When they buy their own health insurance in the individual market, women must lay out an extra $1 billion a year, simply because they are women. Some argue that this is fair: after all, a woman could become pregnant, and labor and delivery are costly.
But the truth is that, even when maternity benefits are excluded, one-third of all health plans charge women at least 30 percent more, according to a report released just last month by the National Women’s Law Center.
In 36 states, “92 percent of best-selling plans charge 40-year-old women more than 40-year-old men,” the Center reports, and “only 3 percent of these plans cover maternity services … One plan in South Dakota charges a woman $1252.80 more a year than a 40-year-old man for the same coverage.”
Today, less than half of American women can obtain affordable insurance through a job, which explains why millions buy their own insurance in the individual market.

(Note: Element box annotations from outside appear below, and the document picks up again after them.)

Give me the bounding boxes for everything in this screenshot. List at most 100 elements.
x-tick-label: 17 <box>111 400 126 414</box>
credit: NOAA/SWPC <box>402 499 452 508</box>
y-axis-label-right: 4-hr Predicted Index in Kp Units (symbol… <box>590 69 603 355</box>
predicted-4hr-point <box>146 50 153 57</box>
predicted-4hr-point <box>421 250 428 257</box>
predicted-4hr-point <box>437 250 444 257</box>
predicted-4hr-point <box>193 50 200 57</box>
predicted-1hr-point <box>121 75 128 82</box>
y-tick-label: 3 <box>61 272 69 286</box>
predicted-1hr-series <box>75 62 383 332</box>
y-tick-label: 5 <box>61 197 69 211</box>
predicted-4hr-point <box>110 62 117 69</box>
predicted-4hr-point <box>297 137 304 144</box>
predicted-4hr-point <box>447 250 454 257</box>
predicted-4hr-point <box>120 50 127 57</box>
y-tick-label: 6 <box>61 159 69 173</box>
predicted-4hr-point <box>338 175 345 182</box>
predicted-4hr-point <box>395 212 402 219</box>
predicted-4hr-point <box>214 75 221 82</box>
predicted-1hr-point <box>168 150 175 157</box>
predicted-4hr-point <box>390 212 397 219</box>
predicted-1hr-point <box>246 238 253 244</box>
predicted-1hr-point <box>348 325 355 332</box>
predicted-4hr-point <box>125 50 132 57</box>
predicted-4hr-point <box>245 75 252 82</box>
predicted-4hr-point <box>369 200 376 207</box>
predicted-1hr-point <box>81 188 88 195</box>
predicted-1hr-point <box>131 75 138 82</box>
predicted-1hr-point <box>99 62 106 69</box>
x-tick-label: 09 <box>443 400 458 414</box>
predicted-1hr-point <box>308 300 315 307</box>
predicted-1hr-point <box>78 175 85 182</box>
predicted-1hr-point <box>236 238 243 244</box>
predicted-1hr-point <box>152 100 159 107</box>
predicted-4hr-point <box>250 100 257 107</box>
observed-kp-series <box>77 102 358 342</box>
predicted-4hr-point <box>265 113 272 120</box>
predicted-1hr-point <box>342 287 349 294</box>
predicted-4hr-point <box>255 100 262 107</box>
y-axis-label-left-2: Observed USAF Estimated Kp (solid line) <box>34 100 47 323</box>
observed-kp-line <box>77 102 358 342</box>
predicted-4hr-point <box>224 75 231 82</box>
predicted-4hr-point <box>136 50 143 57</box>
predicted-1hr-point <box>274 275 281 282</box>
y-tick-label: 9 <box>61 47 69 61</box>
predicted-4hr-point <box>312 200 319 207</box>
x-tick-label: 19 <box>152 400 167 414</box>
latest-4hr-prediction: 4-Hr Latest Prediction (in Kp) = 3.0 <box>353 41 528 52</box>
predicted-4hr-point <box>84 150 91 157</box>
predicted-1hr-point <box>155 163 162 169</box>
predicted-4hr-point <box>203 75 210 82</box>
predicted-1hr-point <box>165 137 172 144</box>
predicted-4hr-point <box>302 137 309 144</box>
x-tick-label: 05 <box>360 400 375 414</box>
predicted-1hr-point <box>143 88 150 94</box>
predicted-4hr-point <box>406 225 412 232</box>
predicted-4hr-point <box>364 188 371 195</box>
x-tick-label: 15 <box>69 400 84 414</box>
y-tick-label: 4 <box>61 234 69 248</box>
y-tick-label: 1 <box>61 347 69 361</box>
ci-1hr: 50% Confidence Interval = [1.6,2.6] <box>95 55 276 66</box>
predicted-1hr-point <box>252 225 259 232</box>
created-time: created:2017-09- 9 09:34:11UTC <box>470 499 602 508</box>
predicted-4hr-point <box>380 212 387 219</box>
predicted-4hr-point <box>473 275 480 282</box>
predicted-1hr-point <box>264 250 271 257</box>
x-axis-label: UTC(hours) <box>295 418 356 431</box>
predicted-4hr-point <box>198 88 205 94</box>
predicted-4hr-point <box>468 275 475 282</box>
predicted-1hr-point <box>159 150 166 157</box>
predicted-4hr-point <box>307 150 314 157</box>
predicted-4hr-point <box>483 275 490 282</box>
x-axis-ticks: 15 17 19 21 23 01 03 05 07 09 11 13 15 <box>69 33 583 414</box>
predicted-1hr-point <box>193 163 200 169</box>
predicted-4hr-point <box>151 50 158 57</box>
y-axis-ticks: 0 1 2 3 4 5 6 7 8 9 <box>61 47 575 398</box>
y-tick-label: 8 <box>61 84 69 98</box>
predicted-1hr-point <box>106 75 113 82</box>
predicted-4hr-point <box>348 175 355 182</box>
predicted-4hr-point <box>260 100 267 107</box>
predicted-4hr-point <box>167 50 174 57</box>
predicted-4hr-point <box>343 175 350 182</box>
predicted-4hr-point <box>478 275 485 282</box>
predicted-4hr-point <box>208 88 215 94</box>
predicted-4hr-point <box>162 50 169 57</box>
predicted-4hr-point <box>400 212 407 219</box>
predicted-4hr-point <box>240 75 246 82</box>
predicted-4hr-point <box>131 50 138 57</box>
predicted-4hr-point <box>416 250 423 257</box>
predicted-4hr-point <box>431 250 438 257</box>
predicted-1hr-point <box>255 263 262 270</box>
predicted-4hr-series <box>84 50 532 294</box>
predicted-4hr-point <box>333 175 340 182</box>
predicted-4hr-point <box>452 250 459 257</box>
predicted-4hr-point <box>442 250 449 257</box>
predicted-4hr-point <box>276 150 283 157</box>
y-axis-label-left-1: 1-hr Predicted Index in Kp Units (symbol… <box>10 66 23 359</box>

In that market, just 14 states ban gender rating: California, Colorado, Maine, Massachusetts, Minnesota, Montana, New Hampshire, New Mexico, New Jersey, New York, North Dakota, Oregon, Vermont, and Washington.
Pricing based on gender also plagues the small group market, where insurers frequently jack up premiums if a small or mid-size business employs too many women. This means that many of these employers just can not afford to offer insurance. Only 17 states address the problem.
Insurers explain that women cost them more, even if policies don’t cover maternity, because “they are more likely to visit doctors, get regular check-ups, take prescription drugs, and have certain chronic illnesses.”
In other words, women are penalized for taking care of themselves, As for those “female chronic ailments,” men also are more vulnerable to certain diseases – including many caused by smoking (23 percent percent smoke vs. 17 percent of women).
But insurers ignore male vulnerabilities. As Soraya Chemaly points out on BlogHer: “In most markets if you are a non-smoking female you will pay more than a smoking male of the same age because you possess ovaries and not testes.”
And that is if you can get insurance.